Also, not all types of company will provide API endpoints. It all depends on the type of site - for example, an online shop might not wish to provide easily accessible data on offered products and prices, to their competitors who may wish to undercut them. Why would an online shop do that?
I absolutely would pay for an API that provides that data. I'd be willing to pay 10x more than the cost of maintaining and running the scrapers.
But the sites being scraped have no interest in that.
Because right now, I sure wish that the bots - which comprise probably 2/3 of my traffic - are causing me huge headaches and I wish that the people doing it would tell me what the heck they want.

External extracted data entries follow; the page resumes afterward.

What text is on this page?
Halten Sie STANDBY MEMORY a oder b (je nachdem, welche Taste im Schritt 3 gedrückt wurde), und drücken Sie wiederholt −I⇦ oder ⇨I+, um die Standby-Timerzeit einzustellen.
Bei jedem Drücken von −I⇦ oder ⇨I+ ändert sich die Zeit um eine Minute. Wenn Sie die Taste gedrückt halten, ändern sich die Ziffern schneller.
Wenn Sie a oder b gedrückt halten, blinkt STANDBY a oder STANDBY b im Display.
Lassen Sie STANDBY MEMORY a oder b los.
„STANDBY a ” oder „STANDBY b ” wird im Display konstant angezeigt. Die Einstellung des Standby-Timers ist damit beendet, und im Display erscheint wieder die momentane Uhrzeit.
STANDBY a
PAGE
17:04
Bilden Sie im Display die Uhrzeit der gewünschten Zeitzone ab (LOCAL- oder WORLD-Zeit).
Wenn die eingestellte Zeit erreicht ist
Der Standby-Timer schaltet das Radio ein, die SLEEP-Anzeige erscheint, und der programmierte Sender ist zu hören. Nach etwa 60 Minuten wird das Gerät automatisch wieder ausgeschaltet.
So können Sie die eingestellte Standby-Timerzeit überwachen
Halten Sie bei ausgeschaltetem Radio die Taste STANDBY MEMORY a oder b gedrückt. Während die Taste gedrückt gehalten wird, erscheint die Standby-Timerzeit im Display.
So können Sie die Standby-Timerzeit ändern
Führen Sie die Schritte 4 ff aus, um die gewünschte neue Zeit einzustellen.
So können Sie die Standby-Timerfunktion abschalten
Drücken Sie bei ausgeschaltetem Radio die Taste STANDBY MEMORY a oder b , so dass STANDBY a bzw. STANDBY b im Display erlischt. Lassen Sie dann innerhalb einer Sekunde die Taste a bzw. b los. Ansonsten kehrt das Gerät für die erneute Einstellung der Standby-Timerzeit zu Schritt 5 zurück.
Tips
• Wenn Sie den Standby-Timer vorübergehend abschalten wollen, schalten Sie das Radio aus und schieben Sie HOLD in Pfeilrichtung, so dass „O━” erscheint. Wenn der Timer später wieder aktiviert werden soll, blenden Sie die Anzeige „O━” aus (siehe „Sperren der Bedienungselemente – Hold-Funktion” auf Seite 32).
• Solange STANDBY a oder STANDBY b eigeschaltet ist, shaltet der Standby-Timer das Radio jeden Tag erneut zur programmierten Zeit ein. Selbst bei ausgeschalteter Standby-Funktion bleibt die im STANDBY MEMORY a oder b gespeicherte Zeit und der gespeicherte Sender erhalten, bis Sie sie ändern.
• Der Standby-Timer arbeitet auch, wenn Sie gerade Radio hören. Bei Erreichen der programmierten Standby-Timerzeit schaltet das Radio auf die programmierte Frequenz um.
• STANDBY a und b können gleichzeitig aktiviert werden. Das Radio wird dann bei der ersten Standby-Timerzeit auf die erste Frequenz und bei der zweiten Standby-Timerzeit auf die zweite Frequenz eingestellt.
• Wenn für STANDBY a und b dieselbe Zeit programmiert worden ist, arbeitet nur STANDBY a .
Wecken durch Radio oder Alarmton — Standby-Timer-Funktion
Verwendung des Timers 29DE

The scraping company WILL use the API/CSV file... they will probably also still charge their customer for scraping, so it's a win-win :D
You can think of it this way, the prices and product data are publicly visible already on the website, there are no real secrets, none of it is password protected.
You can be principled and insist on blocking bots and spend a lot of time and money on tools, people, and ultimately hosting because the bots will always win; or you can offer the data for free/minimal fee and serve it with almost zero cost and cache it so you can do that with a micro sized server.
You can always lie about some of the prices if you want, but you will just encourage bots again.
Ethics are nice, but let's be honest, very lacking. Sometimes it's better to be pragmatic.
There's the problem right there. The prices and product data are publicy visible - because there is a target audience of /humans/ for whom the site is designed and intended to be used by. The site is not there to cater for a competitor's scrapers.
I don't care how much people couch their unethical behaviour in "the data is publically available", the basic fact is most if not all websites exist for human eyeballs to look at them. They do not exist for arseholes to DOS them by inundating them with scrapers.
But overall, information is one of those goods that has intrinsic properties like no other. It can be copied, infinitely. And we haven't yet figured out the dynamics of how to reason about it, so it feels like we're pretending they're physical goods.
Edit. Side note. I'd go further and say that some of the data is even worse, it's "offered" with the real intention being to confuse the users into performing non-optimally in the market. Look at Amazon/Ebay/AliExpress/Google listings for evidence of that. Just Google - Google is a ML and scraping power house, and the best they can muster is to be spammed with fake websites and duplicate/confusing listings.
There's a whole ethical subthread here of websites trying to making the experience for those humans miserable, and taking away the agency necessary to protect oneself from that. A browser is a user agent. So is a screen reader. So is a script one writes to not deal with bullshit fluff, when all one wants is a simple table of products, features and prices.
Your argument is perfectly valid and applies to offline activities as well (what stops a competitor from walking through the aisles of a Walmart or Costco?), but this is a battle that can't be won, there are too many parasitic actors. It is human nature.
Because otherwise the HTML will become the API.
Valuable public data is going to be scraped - this is inevitable. Even paywalled or signup protected valuable data is going to be scraped.
Why not sell valuable data for reasonable price then.